Dr Messersmith, I do see a few questions. I will be happy to read those out to you.

 

Dr Messersmith: Yes. Sure. Please do. Yes.

 

Lisa: All right. The first is any tricks you use to support adherence for patients on oral agents with GI side effects?

 

Dr Messersmith: Yes. I would say 1 of the main things I try to do is not blow people out of the water on the first try. If it is someone who just seems to be very sensitive to therapies, I will sometimes start at a little bit of a lower dose and then work my way up. Those patients that just seem to get side effects to everything, or maybe I am worried about borderline performance status, or they have some baseline adverse events going on. Then I always tell them, please, if they are in doubt, stop taking the drug and wait till we can touch base. Usually, after a few days it will get better, and we will start at a lower dose.

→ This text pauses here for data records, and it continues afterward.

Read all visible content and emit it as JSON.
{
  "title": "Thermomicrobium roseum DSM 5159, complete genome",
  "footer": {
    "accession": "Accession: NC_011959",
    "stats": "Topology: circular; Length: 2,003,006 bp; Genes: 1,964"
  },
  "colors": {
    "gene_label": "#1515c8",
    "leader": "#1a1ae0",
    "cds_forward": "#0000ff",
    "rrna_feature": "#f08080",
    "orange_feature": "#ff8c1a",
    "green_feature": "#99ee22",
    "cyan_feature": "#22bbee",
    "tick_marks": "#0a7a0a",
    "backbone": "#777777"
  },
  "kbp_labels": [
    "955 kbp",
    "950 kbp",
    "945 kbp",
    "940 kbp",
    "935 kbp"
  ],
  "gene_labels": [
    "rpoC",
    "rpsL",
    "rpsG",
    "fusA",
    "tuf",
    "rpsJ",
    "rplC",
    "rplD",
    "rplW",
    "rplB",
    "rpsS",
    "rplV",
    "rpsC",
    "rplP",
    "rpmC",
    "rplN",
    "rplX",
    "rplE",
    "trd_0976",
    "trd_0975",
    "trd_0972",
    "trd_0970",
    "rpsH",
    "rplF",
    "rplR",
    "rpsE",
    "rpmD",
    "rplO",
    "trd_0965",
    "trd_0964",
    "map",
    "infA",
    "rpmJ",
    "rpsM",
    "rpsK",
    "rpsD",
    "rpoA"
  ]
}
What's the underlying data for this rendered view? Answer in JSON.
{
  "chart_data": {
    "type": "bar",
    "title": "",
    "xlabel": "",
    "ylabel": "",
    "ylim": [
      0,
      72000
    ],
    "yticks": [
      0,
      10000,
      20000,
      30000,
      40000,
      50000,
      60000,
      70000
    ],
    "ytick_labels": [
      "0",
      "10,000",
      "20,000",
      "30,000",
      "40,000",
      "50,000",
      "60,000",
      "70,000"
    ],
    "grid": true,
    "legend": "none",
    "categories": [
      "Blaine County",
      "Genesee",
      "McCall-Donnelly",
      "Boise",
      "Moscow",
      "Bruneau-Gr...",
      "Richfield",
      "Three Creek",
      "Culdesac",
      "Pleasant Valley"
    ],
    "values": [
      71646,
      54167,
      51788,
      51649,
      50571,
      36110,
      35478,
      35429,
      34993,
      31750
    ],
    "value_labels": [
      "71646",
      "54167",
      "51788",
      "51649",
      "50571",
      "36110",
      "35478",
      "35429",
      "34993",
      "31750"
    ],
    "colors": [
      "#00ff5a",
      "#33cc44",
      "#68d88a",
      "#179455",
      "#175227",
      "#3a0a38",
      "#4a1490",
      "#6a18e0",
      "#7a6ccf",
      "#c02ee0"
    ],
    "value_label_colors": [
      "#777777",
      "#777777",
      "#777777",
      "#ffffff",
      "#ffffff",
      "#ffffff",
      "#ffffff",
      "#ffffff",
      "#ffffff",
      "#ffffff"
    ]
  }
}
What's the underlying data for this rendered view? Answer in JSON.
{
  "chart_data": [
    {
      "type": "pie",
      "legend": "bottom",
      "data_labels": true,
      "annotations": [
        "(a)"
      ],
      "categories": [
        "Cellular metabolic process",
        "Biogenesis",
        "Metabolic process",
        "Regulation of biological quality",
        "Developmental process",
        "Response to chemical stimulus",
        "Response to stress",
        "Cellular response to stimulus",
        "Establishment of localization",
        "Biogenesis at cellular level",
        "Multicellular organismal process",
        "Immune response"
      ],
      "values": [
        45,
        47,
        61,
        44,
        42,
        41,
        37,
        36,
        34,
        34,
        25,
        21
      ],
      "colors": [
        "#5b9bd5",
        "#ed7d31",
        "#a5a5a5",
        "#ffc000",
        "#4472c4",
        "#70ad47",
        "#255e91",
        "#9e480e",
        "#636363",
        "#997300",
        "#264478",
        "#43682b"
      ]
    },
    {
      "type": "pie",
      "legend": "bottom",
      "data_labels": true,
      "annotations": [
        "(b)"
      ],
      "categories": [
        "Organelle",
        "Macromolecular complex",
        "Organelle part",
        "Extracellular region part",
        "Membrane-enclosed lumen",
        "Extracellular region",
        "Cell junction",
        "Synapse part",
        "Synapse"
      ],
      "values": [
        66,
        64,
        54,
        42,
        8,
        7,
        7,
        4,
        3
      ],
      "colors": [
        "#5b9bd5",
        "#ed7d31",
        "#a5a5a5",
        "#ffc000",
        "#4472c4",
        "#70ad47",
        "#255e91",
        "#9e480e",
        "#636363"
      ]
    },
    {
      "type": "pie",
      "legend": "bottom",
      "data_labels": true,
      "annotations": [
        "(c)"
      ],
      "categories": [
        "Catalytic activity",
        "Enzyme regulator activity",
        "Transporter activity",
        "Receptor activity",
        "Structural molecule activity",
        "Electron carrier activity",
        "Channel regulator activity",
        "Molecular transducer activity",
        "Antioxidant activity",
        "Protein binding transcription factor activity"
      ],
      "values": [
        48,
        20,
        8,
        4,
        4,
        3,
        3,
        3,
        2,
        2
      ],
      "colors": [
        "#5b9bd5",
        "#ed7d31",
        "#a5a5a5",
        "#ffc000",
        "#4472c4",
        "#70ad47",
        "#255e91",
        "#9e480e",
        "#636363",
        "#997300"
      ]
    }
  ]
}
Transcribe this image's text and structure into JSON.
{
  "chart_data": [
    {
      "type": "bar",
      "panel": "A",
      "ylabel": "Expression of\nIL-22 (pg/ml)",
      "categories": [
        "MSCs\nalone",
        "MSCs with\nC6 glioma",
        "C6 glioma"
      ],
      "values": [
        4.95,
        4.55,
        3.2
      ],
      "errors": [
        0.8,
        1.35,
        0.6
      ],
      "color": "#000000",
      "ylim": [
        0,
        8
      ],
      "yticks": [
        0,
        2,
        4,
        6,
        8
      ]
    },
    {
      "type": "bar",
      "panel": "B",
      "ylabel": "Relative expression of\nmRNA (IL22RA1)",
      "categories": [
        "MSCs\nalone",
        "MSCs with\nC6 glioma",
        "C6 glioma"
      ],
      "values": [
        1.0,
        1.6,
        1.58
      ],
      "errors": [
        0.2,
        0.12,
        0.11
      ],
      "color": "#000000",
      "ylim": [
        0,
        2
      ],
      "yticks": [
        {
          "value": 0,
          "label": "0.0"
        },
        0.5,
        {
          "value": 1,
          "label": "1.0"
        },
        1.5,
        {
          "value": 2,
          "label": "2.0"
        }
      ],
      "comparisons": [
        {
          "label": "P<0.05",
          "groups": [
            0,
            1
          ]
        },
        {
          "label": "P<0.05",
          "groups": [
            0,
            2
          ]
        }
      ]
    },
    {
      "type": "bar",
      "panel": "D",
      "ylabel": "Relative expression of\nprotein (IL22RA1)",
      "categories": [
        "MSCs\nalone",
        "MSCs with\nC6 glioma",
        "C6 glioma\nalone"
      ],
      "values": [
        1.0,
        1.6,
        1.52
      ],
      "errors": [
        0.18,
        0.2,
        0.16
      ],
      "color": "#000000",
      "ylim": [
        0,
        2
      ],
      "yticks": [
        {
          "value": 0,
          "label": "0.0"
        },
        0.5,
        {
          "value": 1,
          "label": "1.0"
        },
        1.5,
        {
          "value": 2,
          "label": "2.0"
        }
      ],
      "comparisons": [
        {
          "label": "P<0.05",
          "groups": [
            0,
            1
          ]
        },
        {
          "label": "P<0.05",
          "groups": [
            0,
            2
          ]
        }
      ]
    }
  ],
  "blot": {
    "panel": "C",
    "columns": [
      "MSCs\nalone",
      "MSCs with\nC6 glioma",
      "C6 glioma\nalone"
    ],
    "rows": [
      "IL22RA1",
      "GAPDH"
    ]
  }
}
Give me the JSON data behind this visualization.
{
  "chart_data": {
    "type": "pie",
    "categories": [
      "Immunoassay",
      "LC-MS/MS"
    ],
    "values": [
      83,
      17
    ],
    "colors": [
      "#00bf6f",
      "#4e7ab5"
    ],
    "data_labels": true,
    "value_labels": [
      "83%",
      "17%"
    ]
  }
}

Because what is a killer is if they start getting severe diarrhea or something on Friday evening, they do not want to call over the weekend or something. Then by Monday morning it is a grade 3 or grade 4 toxicity.

 

Those are the 2 things I do. I started a lower dose for patients who fail the eyeball test or have had a lot of problems with drugs that really should not be as much of an issue. Then also just being very aggressive about saying, look, if you cannot get in touch with me or you are on vacation or you are traveling or it is Friday night, just stop the drug, wait till the side effects get better, and wait till we can talk, and we will probably start at a lower dose. Those are the most common things that we do.

 

Lisa: Okay.

 

Dr Messersmith: The second question looks at the patient who starts with encorafenib-based therapy. Yes. Second-line, for the most part, we do not really use BRAF-directed therapy. If they started with FOLFOX and encorafenib plus cetuximab, for instance, I would probably switch over to FOLFIRI and bevacizumab. Because as far as we can tell, continuing the BRAF-targeting agent, does not have a role. I think there will be some other studies coming out with potentially other BRAF inhibitors or other ways to inhibit the pathway. But basically, if the tumor progresses on a BRAF-directed strategy, then typically the tumors learn to get around it. I am just going to hit it with a totally different thing, such as FOLFIRI and bevacizumab for instance, or 1 of the oral agents.